Scarring (cicatricial) alopecia

inflammation permanently destroys follicles and replaces them with scar tissue. Early diagnosis is essential to prevent permanent loss.


Seborrheic dermatitis and fungal infections

scalp inflammation from these conditions can contribute to shedding until treated.



Treatment Options That Are Actually Backed by Evidence

For androgenetic alopecia:

  • Minoxidil (topical) — FDA-approved, available over the counter, prolongs the anagen growth phase. See the FDA's drug information resource: https://www.fda.gov/drugs

  • Finasteride (oral, men only) — FDA-approved prescription medication blocking conversion of testosterone to DHT

  • Low-level laser therapy — FDA-cleared devices that may stimulate follicle activity in some patients


For telogen effluvium:

Identifying and resolving the underlying trigger; hair typically regrows naturally over months.


For nutritional deficiency:

Correcting the specific deficiency through diet or supplementation, guided by blood test results rather than guesswork.


For thyroid-related hair loss:

Treating the underlying thyroid condition typically resolves hair loss over several months.


For alopecia areata:

Options range from corticosteroid injections for limited patches to newer JAK inhibitor medications for more extensive disease, prescribed by a dermatologist.



When to See a Doctor


Consult a doctor or dermatologist if you experience sudden or patchy hair loss, hair loss with scalp pain, itching, redness or scaling, hair loss alongside other symptoms such as fatigue or weight changes, or any hair loss causing significant distress — early treatment generally produces better outcomes regardless of cause.



Frequently Asked Questions


Is hair loss always permanent?

No. Telogen effluvium, nutritional deficiency-related hair loss, and thyroid-related hair loss are typically reversible once the underlying cause is addressed. Androgenetic alopecia is progressive but can be significantly slowed or partially reversed with appropriate treatment, particularly when started early.


Can stress really cause hair loss?

Yes. Significant physical or emotional stress can trigger telogen effluvium, a temporary diffuse shedding that typically begins 2–3 months after the stressful event and resolves on its own within several months.


Should I get blood tests for hair loss?

If the cause is not obvious, blood tests checking thyroid function, ferritin and iron levels, and a complete blood count are a reasonable first step, since several common causes are detectable and treatable this way.


Does postpartum hair loss go away on its own?

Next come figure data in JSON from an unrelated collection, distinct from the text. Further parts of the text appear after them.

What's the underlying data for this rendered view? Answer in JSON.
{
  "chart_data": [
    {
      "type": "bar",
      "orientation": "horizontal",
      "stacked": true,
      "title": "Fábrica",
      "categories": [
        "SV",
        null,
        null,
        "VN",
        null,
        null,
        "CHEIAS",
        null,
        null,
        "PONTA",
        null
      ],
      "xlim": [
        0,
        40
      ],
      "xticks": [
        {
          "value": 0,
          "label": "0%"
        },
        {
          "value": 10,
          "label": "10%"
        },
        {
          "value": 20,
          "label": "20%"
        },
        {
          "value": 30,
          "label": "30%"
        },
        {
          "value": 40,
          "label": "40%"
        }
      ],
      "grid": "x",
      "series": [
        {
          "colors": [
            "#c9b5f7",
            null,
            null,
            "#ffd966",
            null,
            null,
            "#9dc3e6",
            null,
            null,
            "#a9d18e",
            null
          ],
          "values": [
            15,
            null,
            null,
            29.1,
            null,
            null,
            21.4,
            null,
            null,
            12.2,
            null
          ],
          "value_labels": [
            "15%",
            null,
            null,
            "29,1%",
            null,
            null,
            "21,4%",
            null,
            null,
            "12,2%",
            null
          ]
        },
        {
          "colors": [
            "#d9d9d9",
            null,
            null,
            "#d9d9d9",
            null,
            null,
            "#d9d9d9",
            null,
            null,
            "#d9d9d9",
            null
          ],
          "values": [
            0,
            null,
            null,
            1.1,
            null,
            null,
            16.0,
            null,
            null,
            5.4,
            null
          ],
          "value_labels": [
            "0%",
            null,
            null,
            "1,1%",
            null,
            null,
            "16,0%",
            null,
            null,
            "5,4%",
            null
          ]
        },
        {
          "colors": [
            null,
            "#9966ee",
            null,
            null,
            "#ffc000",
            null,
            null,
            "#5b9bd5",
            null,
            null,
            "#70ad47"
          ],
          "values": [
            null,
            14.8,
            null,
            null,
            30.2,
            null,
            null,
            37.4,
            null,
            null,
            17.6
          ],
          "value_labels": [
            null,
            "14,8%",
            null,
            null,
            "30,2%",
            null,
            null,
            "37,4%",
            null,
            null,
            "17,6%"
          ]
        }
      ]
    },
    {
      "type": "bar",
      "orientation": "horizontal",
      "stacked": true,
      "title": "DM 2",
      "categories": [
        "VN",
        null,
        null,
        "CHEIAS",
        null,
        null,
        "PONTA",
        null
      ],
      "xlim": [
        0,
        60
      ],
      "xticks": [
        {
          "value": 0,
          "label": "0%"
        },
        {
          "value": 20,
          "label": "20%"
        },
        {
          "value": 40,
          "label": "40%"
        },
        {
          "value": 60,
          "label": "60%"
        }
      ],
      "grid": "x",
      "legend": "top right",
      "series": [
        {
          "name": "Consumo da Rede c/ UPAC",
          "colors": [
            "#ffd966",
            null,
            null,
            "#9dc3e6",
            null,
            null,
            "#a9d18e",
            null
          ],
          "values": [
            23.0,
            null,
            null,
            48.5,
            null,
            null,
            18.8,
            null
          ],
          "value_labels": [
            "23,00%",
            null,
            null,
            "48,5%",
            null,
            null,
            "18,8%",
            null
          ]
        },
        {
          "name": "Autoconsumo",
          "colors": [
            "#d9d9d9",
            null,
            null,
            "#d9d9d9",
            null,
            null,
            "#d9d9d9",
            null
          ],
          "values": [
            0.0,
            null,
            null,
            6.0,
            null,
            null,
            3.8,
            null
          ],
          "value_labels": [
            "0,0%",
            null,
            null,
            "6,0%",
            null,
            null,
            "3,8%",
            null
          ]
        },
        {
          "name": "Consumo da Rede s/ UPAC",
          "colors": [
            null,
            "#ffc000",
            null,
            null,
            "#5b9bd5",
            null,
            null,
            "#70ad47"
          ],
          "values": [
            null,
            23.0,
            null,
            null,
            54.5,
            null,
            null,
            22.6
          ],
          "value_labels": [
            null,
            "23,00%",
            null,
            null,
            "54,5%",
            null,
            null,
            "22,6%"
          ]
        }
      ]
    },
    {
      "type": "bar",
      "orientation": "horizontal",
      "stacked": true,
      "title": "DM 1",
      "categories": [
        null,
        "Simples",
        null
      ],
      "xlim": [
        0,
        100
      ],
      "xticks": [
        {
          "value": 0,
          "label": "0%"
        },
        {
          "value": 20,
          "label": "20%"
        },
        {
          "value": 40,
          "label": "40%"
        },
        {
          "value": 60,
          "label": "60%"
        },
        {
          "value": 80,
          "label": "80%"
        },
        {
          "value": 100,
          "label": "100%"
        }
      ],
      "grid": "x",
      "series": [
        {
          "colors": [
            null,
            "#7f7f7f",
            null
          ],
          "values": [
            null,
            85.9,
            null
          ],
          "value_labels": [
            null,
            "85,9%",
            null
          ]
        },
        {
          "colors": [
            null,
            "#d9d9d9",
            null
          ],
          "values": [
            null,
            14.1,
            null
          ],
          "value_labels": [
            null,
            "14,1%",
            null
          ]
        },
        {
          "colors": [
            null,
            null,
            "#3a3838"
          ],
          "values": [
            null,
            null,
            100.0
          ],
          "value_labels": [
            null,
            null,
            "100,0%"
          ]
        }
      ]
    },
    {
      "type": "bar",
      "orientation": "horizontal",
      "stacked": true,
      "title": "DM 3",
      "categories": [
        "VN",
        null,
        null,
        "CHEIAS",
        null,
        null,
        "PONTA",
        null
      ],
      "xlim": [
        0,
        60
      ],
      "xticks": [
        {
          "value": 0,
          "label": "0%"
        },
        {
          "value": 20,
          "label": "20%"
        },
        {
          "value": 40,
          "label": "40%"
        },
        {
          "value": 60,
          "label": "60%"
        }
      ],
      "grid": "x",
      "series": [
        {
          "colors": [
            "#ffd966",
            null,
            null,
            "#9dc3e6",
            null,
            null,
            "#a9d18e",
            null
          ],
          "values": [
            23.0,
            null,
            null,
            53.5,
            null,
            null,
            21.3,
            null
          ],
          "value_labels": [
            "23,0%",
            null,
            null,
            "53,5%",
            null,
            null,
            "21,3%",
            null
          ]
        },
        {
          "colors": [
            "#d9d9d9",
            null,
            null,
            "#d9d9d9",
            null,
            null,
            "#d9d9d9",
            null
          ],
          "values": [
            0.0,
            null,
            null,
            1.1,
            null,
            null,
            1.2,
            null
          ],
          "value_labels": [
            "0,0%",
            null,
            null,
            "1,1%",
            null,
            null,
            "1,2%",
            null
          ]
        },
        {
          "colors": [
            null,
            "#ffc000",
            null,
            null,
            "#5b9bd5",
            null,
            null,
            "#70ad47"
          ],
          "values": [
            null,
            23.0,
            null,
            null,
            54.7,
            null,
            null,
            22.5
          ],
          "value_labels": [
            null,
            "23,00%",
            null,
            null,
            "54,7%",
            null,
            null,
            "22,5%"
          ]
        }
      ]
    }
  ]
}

Yes, in most cases. Postpartum telogen effluvium typically peaks around 3–4 months after delivery and resolves naturally within 6–12 months as hormone levels normalise.


Is minoxidil safe for long-term use?

Minoxidil has been used for decades and is generally considered safe for long-term use. However, its effects are not permanent — hair loss typically resumes within months if treatment is stopped, so it is intended as ongoing therapy rather than a one-time fix.



Disclaimer: This article is for informational purposes only and does not constitute medical advice. Always consult a licensed healthcare professional or dermatologist for diagnosis and personalised treatment recommendations regarding hair loss.